- Born: Adam Eli Werner September 26, 1990 (age 35) Westchester County, New York
- Education: University of Southern California
- Occupations: LGBT Rights Activist, Author
- Notable work: The New Queer Conscience (2020)

= Adam Eli =

American activist and writer

Adam Eli (born September 26, 1990) is an American activist and writer known for his work in LGBT activism. His first book, The New Queer Conscience, was released in June 2020.

==Career==
Eli is the founder of Voices4, a nonviolent direct-action activist group committed to advancing global queer liberation. It was originally launched to protest the anti-gay violence in Chechnya and has since created international chapters in London and Berlin. He got his start in activism as a member of Gays Against Guns, ultimately managing their social media accounts. Eli has a large following on Instagram and says social media is an important tool in his activism. "Social media is one of the most important tools the resistance has. Social media is about self-expression, sharing information, crafting identity and community...If used effectively, the power of social media is limitless."

Out magazine described Eli as "one of the most prominent young faces in a wave of contemporary activism not seen since ACT UP." He is known for his "signature pink yarmulke." Before beginning in activism, Eli worked in real estate.

In 2019, a video Eli posted went viral showing him being followed and harassed on the street in New York City. “Stay in the closet...Make sure your closet is in another closet...this is not Judaism!" the unidentified man can be seen yelling.
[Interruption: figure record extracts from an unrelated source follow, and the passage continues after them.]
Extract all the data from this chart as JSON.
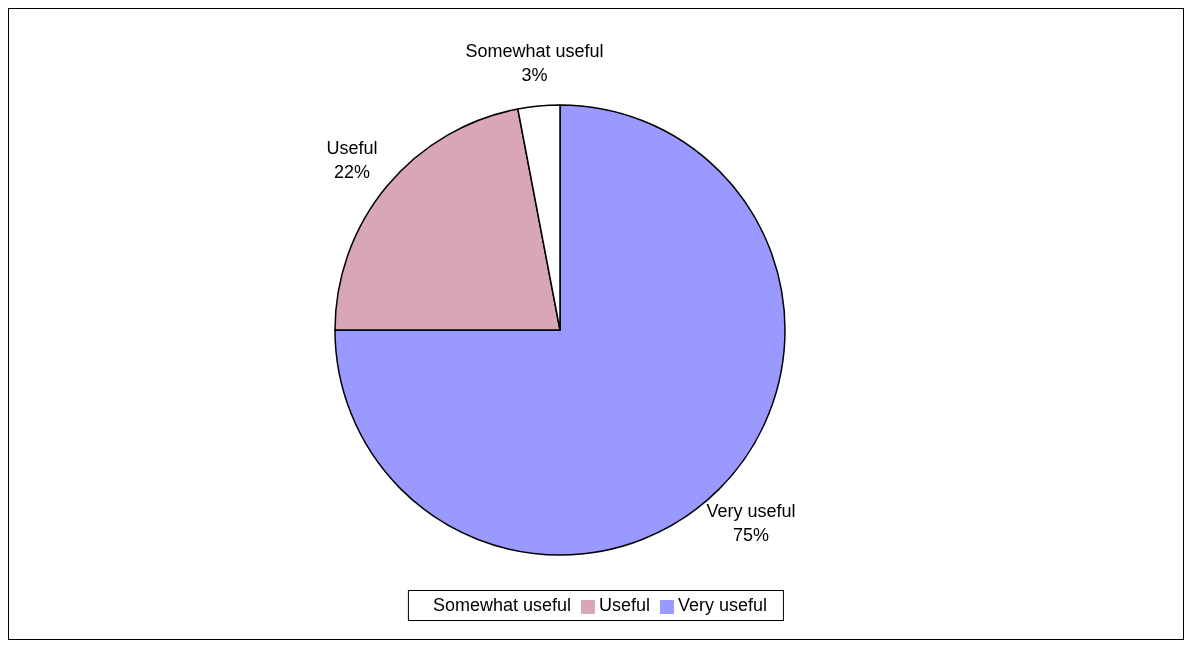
{
  "chart_data": {
    "type": "pie",
    "categories": [
      "Very useful",
      "Useful",
      "Somewhat useful"
    ],
    "values": [
      75,
      22,
      3
    ],
    "colors": [
      "#9999ff",
      "#d9a6b8",
      "#ffffff"
    ],
    "value_labels": [
      "75%",
      "22%",
      "3%"
    ],
    "legend": "bottom"
  }
}
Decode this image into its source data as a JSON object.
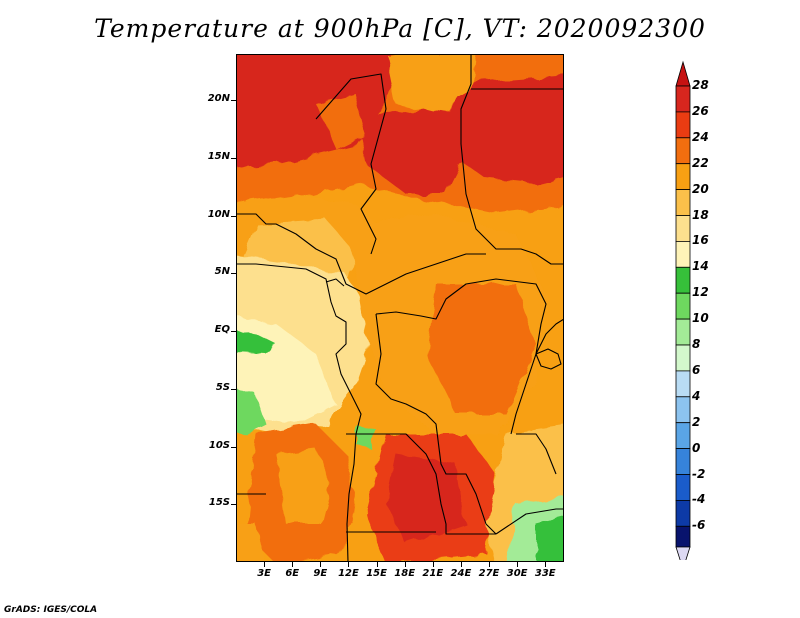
{
  "title": "Temperature at 900hPa [C], VT: 2020092300",
  "credit": "GrADS: IGES/COLA",
  "map": {
    "lon_range": [
      0,
      35
    ],
    "lat_range": [
      -20,
      24
    ],
    "lat_ticks": [
      {
        "lat": 20,
        "label": "20N"
      },
      {
        "lat": 15,
        "label": "15N"
      },
      {
        "lat": 10,
        "label": "10N"
      },
      {
        "lat": 5,
        "label": "5N"
      },
      {
        "lat": 0,
        "label": "EQ"
      },
      {
        "lat": -5,
        "label": "5S"
      },
      {
        "lat": -10,
        "label": "10S"
      },
      {
        "lat": -15,
        "label": "15S"
      }
    ],
    "lon_ticks": [
      {
        "lon": 3,
        "label": "3E"
      },
      {
        "lon": 6,
        "label": "6E"
      },
      {
        "lon": 9,
        "label": "9E"
      },
      {
        "lon": 12,
        "label": "12E"
      },
      {
        "lon": 15,
        "label": "15E"
      },
      {
        "lon": 18,
        "label": "18E"
      },
      {
        "lon": 21,
        "label": "21E"
      },
      {
        "lon": 24,
        "label": "24E"
      },
      {
        "lon": 27,
        "label": "27E"
      },
      {
        "lon": 30,
        "label": "30E"
      },
      {
        "lon": 33,
        "label": "33E"
      }
    ]
  },
  "colorbar": {
    "levels": [
      28,
      26,
      24,
      22,
      20,
      18,
      16,
      14,
      12,
      10,
      8,
      6,
      4,
      2,
      0,
      -2,
      -4,
      -6
    ],
    "colors": [
      "#d7261e",
      "#ea3c12",
      "#f26e0f",
      "#f8a013",
      "#fbc04a",
      "#fde08e",
      "#fef3b8",
      "#36c03a",
      "#6ed85f",
      "#a3eb97",
      "#d3f8cc",
      "#b9dcf4",
      "#8cc3ef",
      "#5aa5e6",
      "#3683da",
      "#1a5ccb",
      "#0d3aa6",
      "#08136d"
    ],
    "top_cap_color": "#c61212",
    "bottom_cap_color": "#ddd9f3"
  }
}
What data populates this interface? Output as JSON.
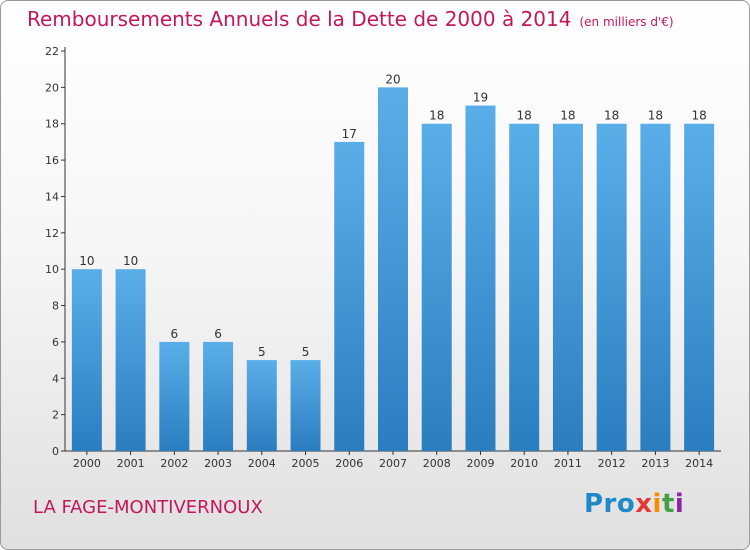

The video has been viewed over a million times and was shared by Mayor Bill De Blasio, who wrote, "There's no place for hate in this city." Eli said he felt compelled to share the video of the confrontation as a reminder that the struggle for LGBTQ rights isn't over.

Eli currently serves as the Editor-in-chief of Gucci's queer zine, The Chime Zine. “Gender-based discrimination, oppression and violence take many different forms,” he says. “Having a global perspective is essential to the mission of Chime for Change and The Chime Zine." Chime for Change is a global campaign founded by Gucci in 2013 to convene, unite and strengthen the voices speaking out for gender equality.

In June 2020, he published his first book, The New Queer Conscience, a part of Penguin Teen's "Pocket Change Collective Series" with Alok Vaid-Menon, Kimberly Drew, and Xiuhtezcatl Martinez.

==Recognition==
Eli has been recognized in Out magazine's annual Out100 list (in 2018), Logo TV's Logo30 list, and Out magazine's "Most Eligible Bachelor’s of 2018".

==Personal life==
Eli came out as queer in 2009. He credits his Judaism as, "the impetus for [his] queer activism." Eli applies the Jewish principle, "Kol Yisreal arevim zeh bazeh," meaning, "All Jews are responsible for each other," to his ideology towards his LGBTQ activism, believing that, "queer people anywhere are responsible for queer people everywhere."